Vols miss opportunity for big upset of Tar Heels [photos]

North Carolina's Kenny Williams, center, gets tangled up with Tennessee's Jordan Bowden, left, and Grant Williams, while battling for the ball during Sunday's game in Chapel Hill, N.C.
North Carolina's Kenny Williams, center, gets tangled up with Tennessee's Jordan Bowden, left, and Grant Williams, while battling for the ball during Sunday's game in Chapel Hill, N.C.

CHAPEL HILL, N.C. - Tennessee's men's basketball team nearly pulled off one of the biggest upsets of the season so far.

Rick Barnes made it clear he doesn't want his Volunteers to feel satisfied by coming close.

In their first road game this season, they led No. 7 North Carolina for more than 29 minutes, but the Vols couldn't close the deal and Tony Bradley's block of Lamonte Turner's shot in the final seconds preserved a 73-71 win for the Tar Heels in front of 18,745 at the Dean E. Smith Center on Sunday evening.

"It's easy to go into the locker room and say we did this or we did that," Barnes said, "but the fact is we came to win and we didn't, and I don't want them to feel good about being close in games. We've got to figure out a way to get over the hump. We've got to break through. That's what they haven't done yet against an opponent we're probably not supposed to beat."

Tennessee (4-4) certainly wasn't supposed to beat North Carolina (10-1) - the Vols were 20-point underdogs - but jumped out to a stunning 15-point lead and shot 65 percent in the first half.

Robert Hubbs III, the only senior on a team starting three freshmen, set the tone by scoring 15 points and making all seven shots in the first half on his way to a 21-point performance hampered in the second half by cramps.

"Before the game Hubbs was telling us what we've got to do and telling us to stay poised," freshman Jordan Bowden said. "We know they're going to make runs and stuff. We've just got to stay poised and come together."

Tennessee's execution on offense disappeared after the break as the Vols shot just 3-of-13 to open the second half and endured their longest field-goal drought of the game in the final four minutes.

Between those decisive stretches, though, Tennessee impressively answered every time the crowd got loud as the Tar Heels threatened to take control.

North Carolina finally took the lead on Justin Jackson's driving layup with 2:14 to go and held on thanks to vital offensive rebounds in key moments.

The taller Tar Heels scored 25 second-chance points on 22 offensive rebounds, none bigger than Brandon Robinson's tip-in with 50 seconds left and Kennedy Meeks grabbing a missed 3 with 8.9 seconds to go in a 72-71 game.

"We told our team at halftime if we're going to win the game," Barnes said, "we're going to have to do it by rebounding the ball, and we didn't do it."
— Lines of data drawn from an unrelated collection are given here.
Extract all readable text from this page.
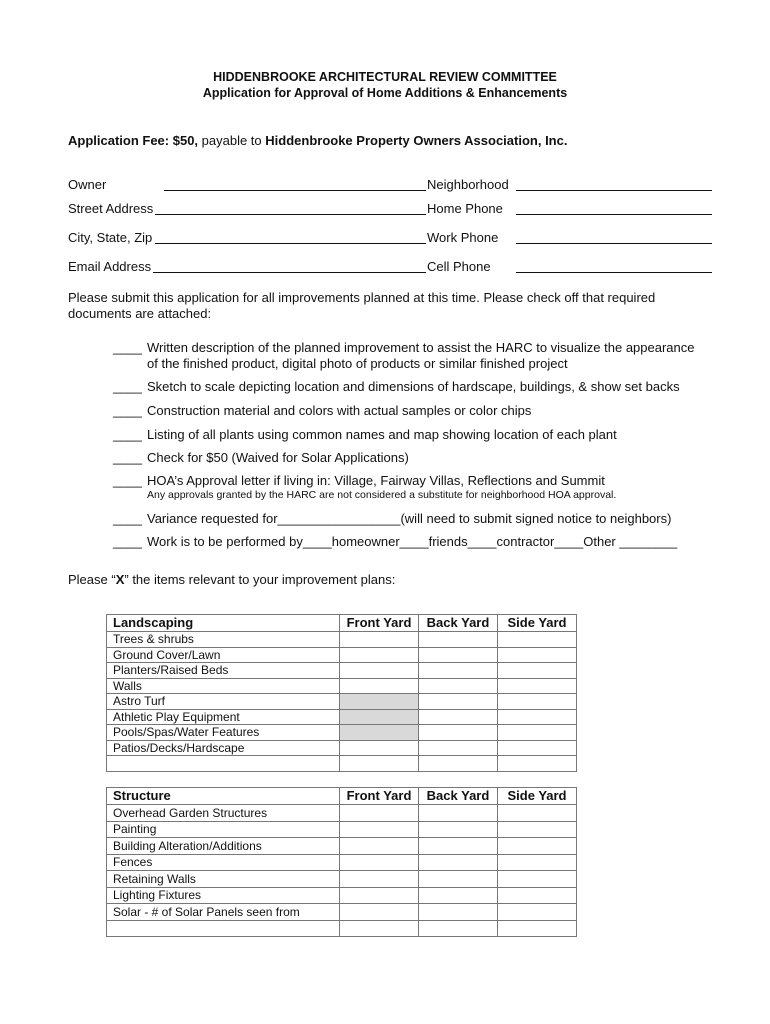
HIDDENBROOKE ARCHITECTURAL REVIEW COMMITTEE
Application for Approval of Home Additions & Enhancements
Application Fee: $50, payable to Hiddenbrooke Property Owners Association, Inc.
Owner	Neighborhood
Street Address	Home Phone
City, State, Zip	Work Phone
Email Address	Cell Phone
Please submit this application for all improvements planned at this time. Please check off that required documents are attached:
____ Written description of the planned improvement to assist the HARC to visualize the appearance of the finished product, digital photo of products or similar finished project
____ Sketch to scale depicting location and dimensions of hardscape, buildings, & show set backs
____ Construction material and colors with actual samples or color chips
____ Listing of all plants using common names and map showing location of each plant
____ Check for $50 (Waived for Solar Applications)
____ HOA’s Approval letter if living in: Village, Fairway Villas, Reflections and Summit
Any approvals granted by the HARC are not considered a substitute for neighborhood HOA approval.
____ Variance requested for_________________(will need to submit signed notice to neighbors)
____ Work is to be performed by____homeowner____friends____contractor____Other ________
Please “X” the items relevant to your improvement plans:
Landscaping	Front Yard	Back Yard	Side Yard
Trees & shrubs			
Ground Cover/Lawn			
Planters/Raised Beds			
Walls			
Astro Turf			
Athletic Play Equipment			
Pools/Spas/Water Features			
Patios/Decks/Hardscape			

Structure	Front Yard	Back Yard	Side Yard
Overhead Garden Structures			
Painting			
Building Alteration/Additions			
Fences			
Retaining Walls			
Lighting Fixtures			
Solar - # of Solar Panels seen from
Turnovers cost the Vols valuable possessions in a game in which the teams never were separated by more than five points in the final 13 minutes.

"We've got to have everybody on the same page and just take care of the ball," Hubbs said. "We've got to treat the ball like it's a piece of gold. We just can't give it to them. We beat ourselves today."

After Meeks split a pair of free throws, the Vols still had a chance to win, but Bradley, who finished with 10 points and 10 rebounds off the bench, erased the opportunity.

"The last play of the game, we didn't execute," Barnes explained. "We had exactly what we wanted. We had the ball in a running start. We crossed over and tried to throw up a shot. In that situation you attack the rim. Somebody's going to be open, and we've got four different outlets there and took probably the worst shot we could take.

"Go back before that, when we had to get a defensive stop - we didn't, and they got a couple easy things."

Said North Carolina coach Roy Williams: "I told Rick, 'I felt like it's the luckiest I've ever been as a head coach in 29 years and 1,003 games.'"

Three of Tennessee's four losses this season are against teams that reached the NCAA tournament's Sweet Sixteen (Wisconsin), Elite Eight (Oregon) and Final Four (North Carolina) last season, and the Vols had second-half leads in all of those games.

Barnes said he won't use his team's youth as an excuse for the inability to deliver in crunch time of close games.

"We just have to have a mentality where we're tired of it," freshman forward Grant Williams said. "We've got to be tired of coming close. We've got to end up winning one of these games. It's depressing to know that we were in the game and we had a chance to win, but we shouldn't be saying that every game.

"We have to come together," he added, "and just establish as a team we're done coming close, we're done being in those games and allowing teams to beat us or beat ourselves."